Observers may genuinely be confused by this seeming contradiction. How can blacks be
so much more visible in the GOP if the party has less support among black voters? The
answer is strategic. The Republican Party has developed a new racial strategy that
recognizes the value of cultivating and advertising its limited constituency among
African-Americans. During the racially tense decades of the civil rights movement and its
aftermath, the Republican Party pursued a thinly veiled strategy of distancing itself from
black voters and their interests in order to cultivate the white Southern vote. This strategy
allowed Republicans to successfully infiltrate and break the tenuous coalition of FDR's
New Deal that had uneasily combined conservative Southerners and progressive
Northerners.
In the past decade the country has moved toward a new racial politics that rejects
explicitly racist public statements and positions by elected leaders. In response, the
Republican Party has shifted its strategy. While it was once advantageous to hide black
Republicans from the view of white voters, it is now strategic to elevate black
Republicans to visible positions within the party.

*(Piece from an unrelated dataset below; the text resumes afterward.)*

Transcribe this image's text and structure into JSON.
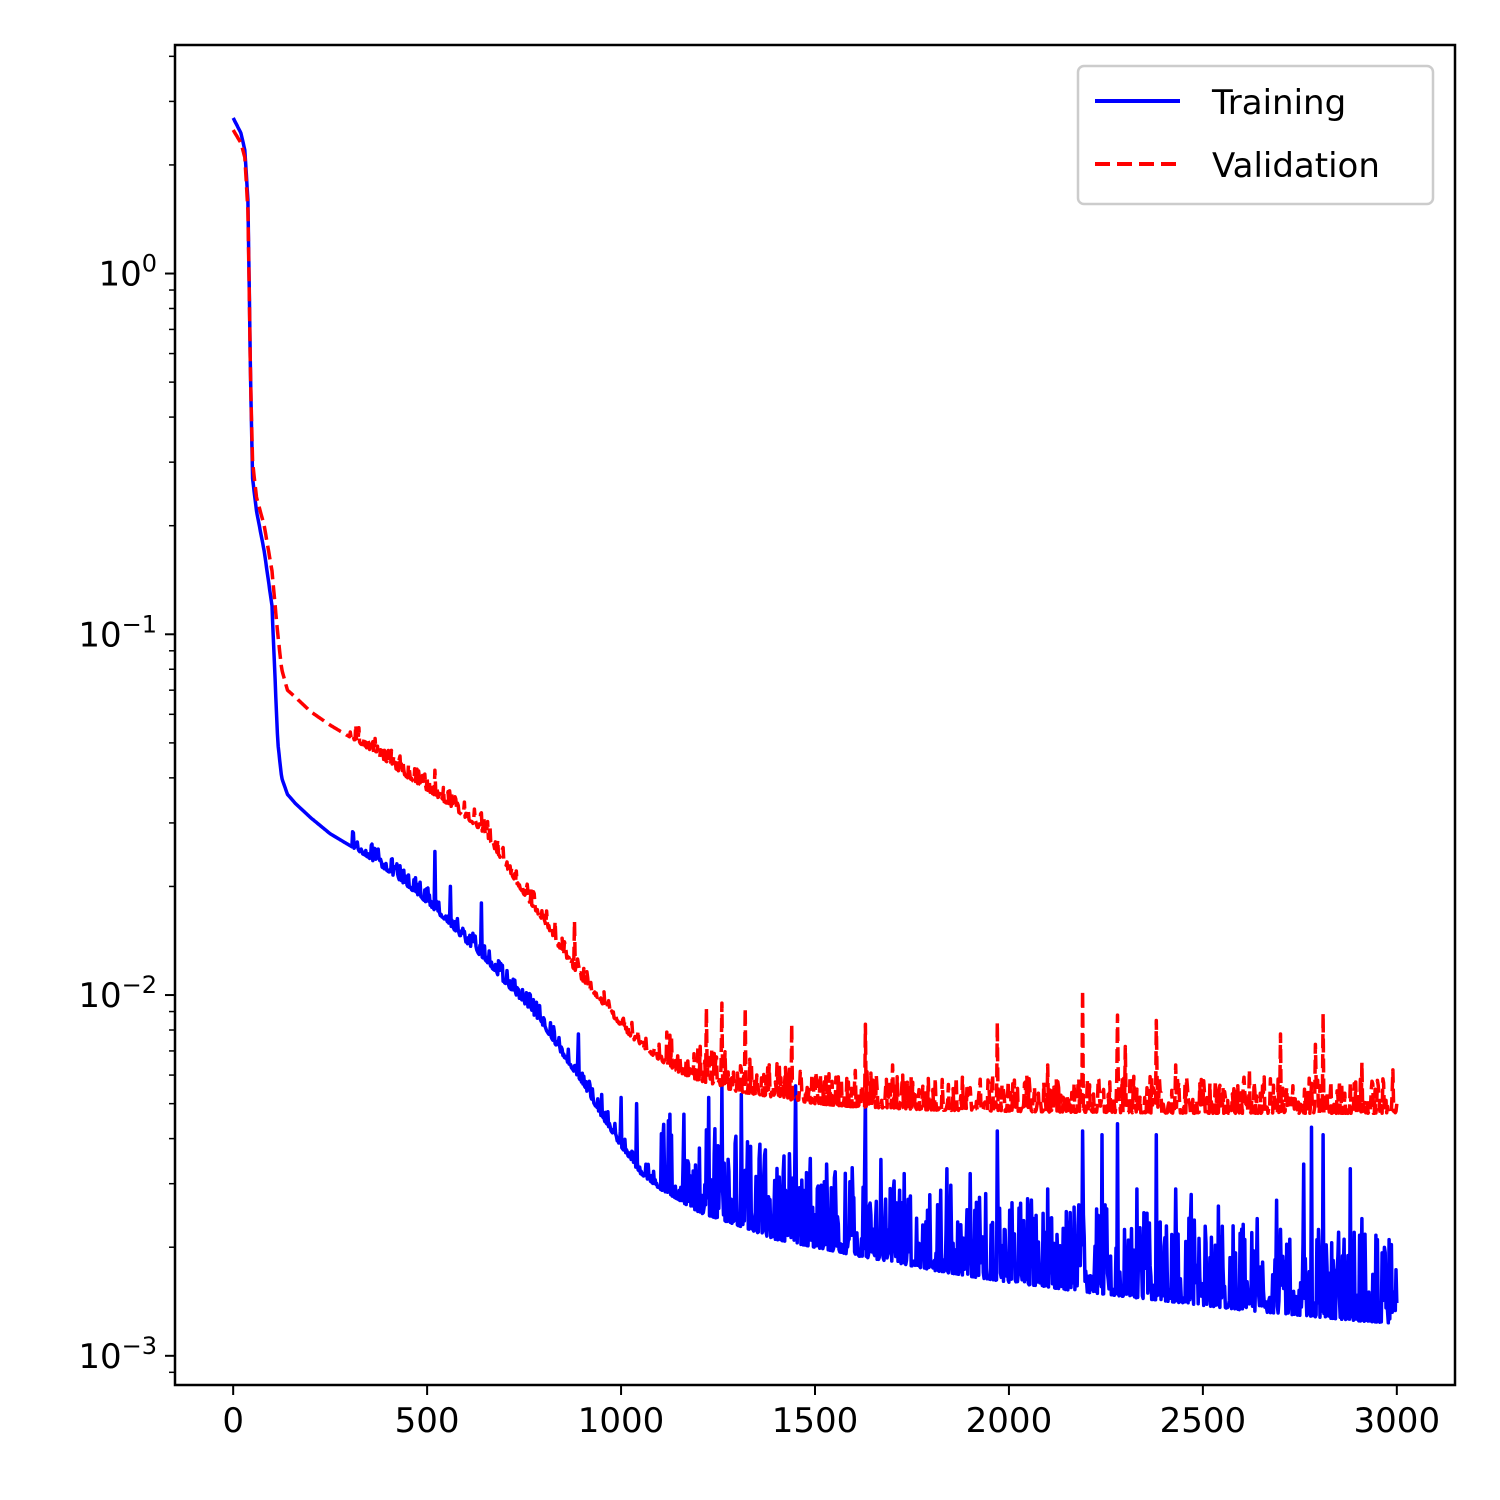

The goal of bringing these black faces
to the foreground is not to increase the share of African-American votes, but to signal to
moderate white voters that the party is not racist. The logic is cunning and simple.
Republicans argue: How can Democrats level a charge of racism when there are so many
black people in our party? Individuals such as Alan Keyes, Colin Powell and Rod Paige
have the effect of reassuring "Soccer Moms" and "NASCAR Dads" that they can support
the Republican Party without signaling that they are racially biased. This is not so much
about attracting blacks as it is about reassuring moderate whites in a world with changing
racial attitudes.
These black Republicans are not new, they are just newly visible. The increased visibility
of an existing African-American constituency does not reflect a changing level of support
among black voters. Individual black Republicans are more visible within and better
supported by the GOP, but the Republican Party itself is not gaining votes among
ordinary black Americans. The distinction is subtle, but crucial. The black faces at this
week's convention are an indication that a few African-Americans are benefiting from
their rare position within a party largely hostile to the policy preferences of the majority
of African-Americans. It is not indicative of growing support for the GOP among
ordinary black folks. It is misleading to suggest that Bush and the GOP platform are
somehow wooing black voters.
It is not impossible for Republicans to increase their vote share among blacks. The overt
evangelical, moral language and social conservatism of the Republican Party reverberates
in deeply religious black communities. While blacks continue to vote overwhelmingly for
the Democratic Party, these same African-Americans are less emotionally attached to the
party. This suggests that blacks may be available for partisan realignment. But
Republicans will not win black voters through racial sleight of hand. Most black voters
are interested in progressive public morality and in conservative personal morality. These
voters remain distrusting of Republicans who appear to deploy blacks only for strategic
gain without substantive attention to African-American policy preferences. To know this,
one need only remember the echoes of thousands of black Chicagoans booing Alan
Keyes as he marched in last month's Bud Billiken Day Parade.